Document Structuring Conventions


Document Structuring Conventions, or DSC, is a set of standards for PostScript, based on the use of comments, which primarily specifies a way to structure a PostScript file and a way to expose that structure in a machine-readable way. A PostScript file that conforms to DSC is called a conforming document.
The need for a structuring convention arises since PostScript is a Turing-complete programming language. There is thus no guaranteed method — short of actually printing the document — to do things like determining how many pages long a given document is or how large a given page is, or how to skip to a particular page. The addition of structure, with DSC comments exposing that structure, helps provide a way for, e.g., an intelligent print spooler to have the ability to rearrange the pages for printing, or for a page layout program to find the bounding box of a PostScript file used as a graphic image.
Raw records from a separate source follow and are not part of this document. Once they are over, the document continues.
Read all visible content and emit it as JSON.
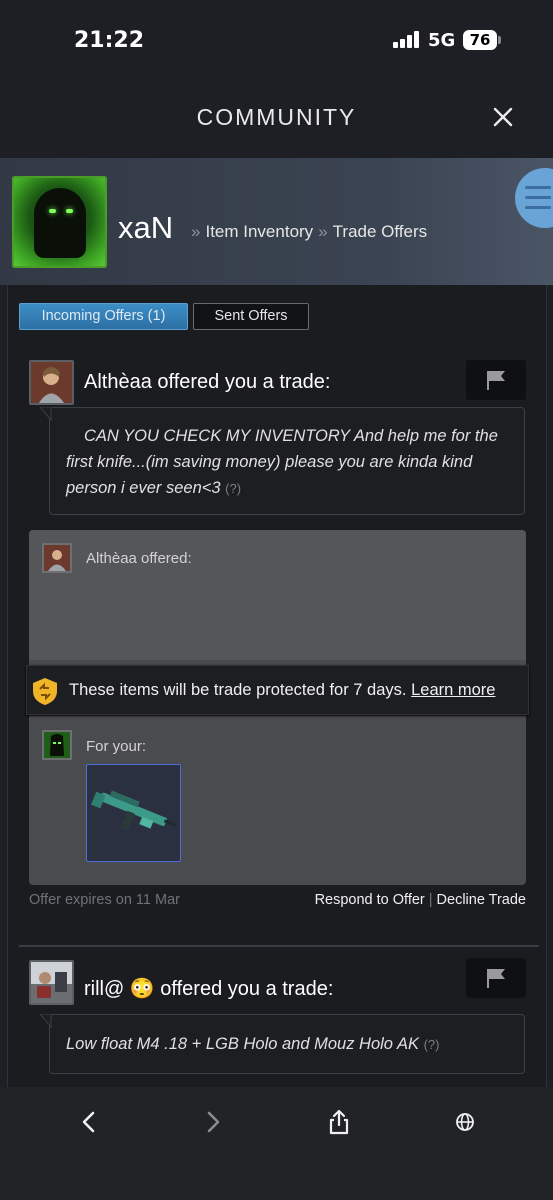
{
  "status_bar": {
    "time": "21:22",
    "network": "5G",
    "battery": "76"
  },
  "header": {
    "title": "COMMUNITY",
    "close_icon": "close-icon"
  },
  "profile": {
    "name": "xaN",
    "breadcrumb": [
      {
        "sep": "»",
        "label": "Item Inventory"
      },
      {
        "sep": "»",
        "label": "Trade Offers"
      }
    ]
  },
  "tabs": {
    "incoming": "Incoming Offers (1)",
    "sent": "Sent Offers"
  },
  "offers": [
    {
      "title": "Althèaa offered you a trade:",
      "message": "CAN YOU CHECK MY INVENTORY And help me for the first knife...(im saving money) please you are kinda kind person i ever seen<3",
      "help": "(?)",
      "offered_label": "Althèaa offered:",
      "protection_text": "These items will be trade protected for 7 days.",
      "learn_more": "Learn more",
      "for_your_label": "For your:",
      "expires": "Offer expires on 11 Mar",
      "respond": "Respond to Offer",
      "pipe": "|",
      "decline": "Decline Trade"
    },
    {
      "title": "rill@ 😳 offered you a trade:",
      "message": "Low float M4 .18 + LGB Holo and Mouz Holo AK",
      "help": "(?)"
    }
  ],
  "colors": {
    "accent_blue": "#3d8ec6",
    "item_border": "#4c6ddb",
    "shield_yellow": "#f0b429"
  },
  "toolbar": {
    "icons": [
      "back-icon",
      "forward-icon",
      "share-icon",
      "globe-icon"
    ]
  }
}
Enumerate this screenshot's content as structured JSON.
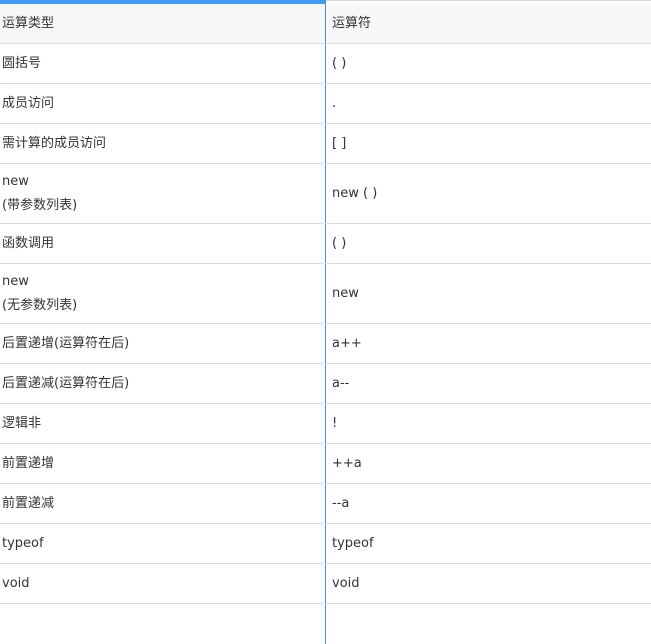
{
  "table": {
    "headers": [
      "运算类型",
      "运算符"
    ],
    "rows": [
      {
        "type": [
          "圆括号"
        ],
        "op": "( )"
      },
      {
        "type": [
          "成员访问"
        ],
        "op": "."
      },
      {
        "type": [
          "需计算的成员访问"
        ],
        "op": "[ ]"
      },
      {
        "type": [
          "new",
          "(带参数列表)"
        ],
        "op": "new ( )"
      },
      {
        "type": [
          "函数调用"
        ],
        "op": "( )"
      },
      {
        "type": [
          "new",
          "(无参数列表)"
        ],
        "op": "new"
      },
      {
        "type": [
          "后置递增(运算符在后)"
        ],
        "op": "a++"
      },
      {
        "type": [
          "后置递减(运算符在后)"
        ],
        "op": "a--"
      },
      {
        "type": [
          "逻辑非"
        ],
        "op": "!"
      },
      {
        "type": [
          "前置递增"
        ],
        "op": "++a"
      },
      {
        "type": [
          "前置递减"
        ],
        "op": "--a"
      },
      {
        "type": [
          "typeof"
        ],
        "op": "typeof"
      },
      {
        "type": [
          "void"
        ],
        "op": "void"
      }
    ]
  },
  "colors": {
    "accent_bar": "#3f9cf5",
    "column_divider": "#4a90d9",
    "row_border": "#dcdcdc",
    "header_bg": "#f7f7f7",
    "text": "#333333"
  }
}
Collectively, any such program that takes PostScript files as input data is called a document manager.
In order for a PostScript print file to properly distill to PDF using Adobe tools, it should conform to basic DSC standards.
Some DSC comments serve a second function, specifying a way to tell the document manager to do certain things, like inserting a font or other PostScript code into the file. DSC comments that serve this second function are more akin to preprocessing directives and are not purely comments. Documents using those kinds of DSC comments require a functioning document manager to come out as intended; sending them directly to a printer will not work.
DSC is the basis for encapsulated PostScript; EPS files are conforming documents with further restrictions.
The set of DSC comments can be expanded by a mechanism called the Open Structuring Conventions, which, together with the EPS specification, form the basis of early versions of the Adobe Illustrator Artwork file format.

DSC at a glance

The basic premise of DSC is the separation of prolog and script, plus the disallowing of certain PostScript operators deemed inappropriate for page descriptions. This ensures a basic level of predictability in the PostScript code, thus forming the basis of document manageability.
An optional, additional layer of document manageability is provided by separating the script into a document setup section, zero or more functionally independent pages, and an optional trailer. The functional independence between pages, plus the disallowing of more PostScript operators in the pages section, form the basis for page independence, which allows pages to be reordered, and independently and randomly accessed.
This imposed structure is then exposed by delimiting the PostScript file with DSC comments, which normally begin with two percent signs followed by a keyword. Some keywords need to be followed by a colon, an optional space character, and then a series of arguments.
Finally, the document is marked as conforming by starting it with a comment starting with “%!PS-Adobe-” followed by the DSC version number.
Sections of reusable PostScript code can be modularized into procsets, in order to ease the generation of PostScript code. Procsets and other PostScript resources can be omitted from the PostScript file itself, and externally referenced by a directive-like DSC comment; such external referencing, however, can only work with a document manager that understands such DSC comments.
DSC version 3.0 was released on September 25, 1992. The specification states, "Even though the DSC comments are a layer of communication beyond the PostScript language and do not affect the final output, their use is considered
to be good PostScript language programming style." Thus, most PostScript-producing programs output DSC-conformant comments along with the code, although some such programs do not actually produce conforming documents.

Example

A DSC-conforming document might begin:

%!PS-Adobe-2.0
%%Creator: dvips 5.95a Copyright 2005 Radical Eye Software
%%Title: texput.dvi
%%Pages: 1
%%PageOrder: Ascend
%%BoundingBox: 0 0 612 792
%%DocumentPaperSizes: Letter
%%EndComments

which has the following meaning:
  1. marks the document as conforming to version 2.0 of the DSC
  2. identifies the PostScript-producing program as dvips 5.95a
  3. identifies the document title
  4. tells the document manager that the document consists of one page
  5. tells the document manager that pages are independent and appear in ascending order in the document; in this example, since the document only consists of one page, this information is not usually relevant, but will be needed if additional pages are to be inserted by a document manager
  6. tells the document manager the coordinates, measured in PostScript points, of the bounding box for all the pages taken together; 0 0 612 792 is the coordinates of a US Letter–sized page
  7. tells the document manager what kind of paper sizes are used in the whole document; in this example only one size is used, namely the US Letter size
  8. marks the end of the prolog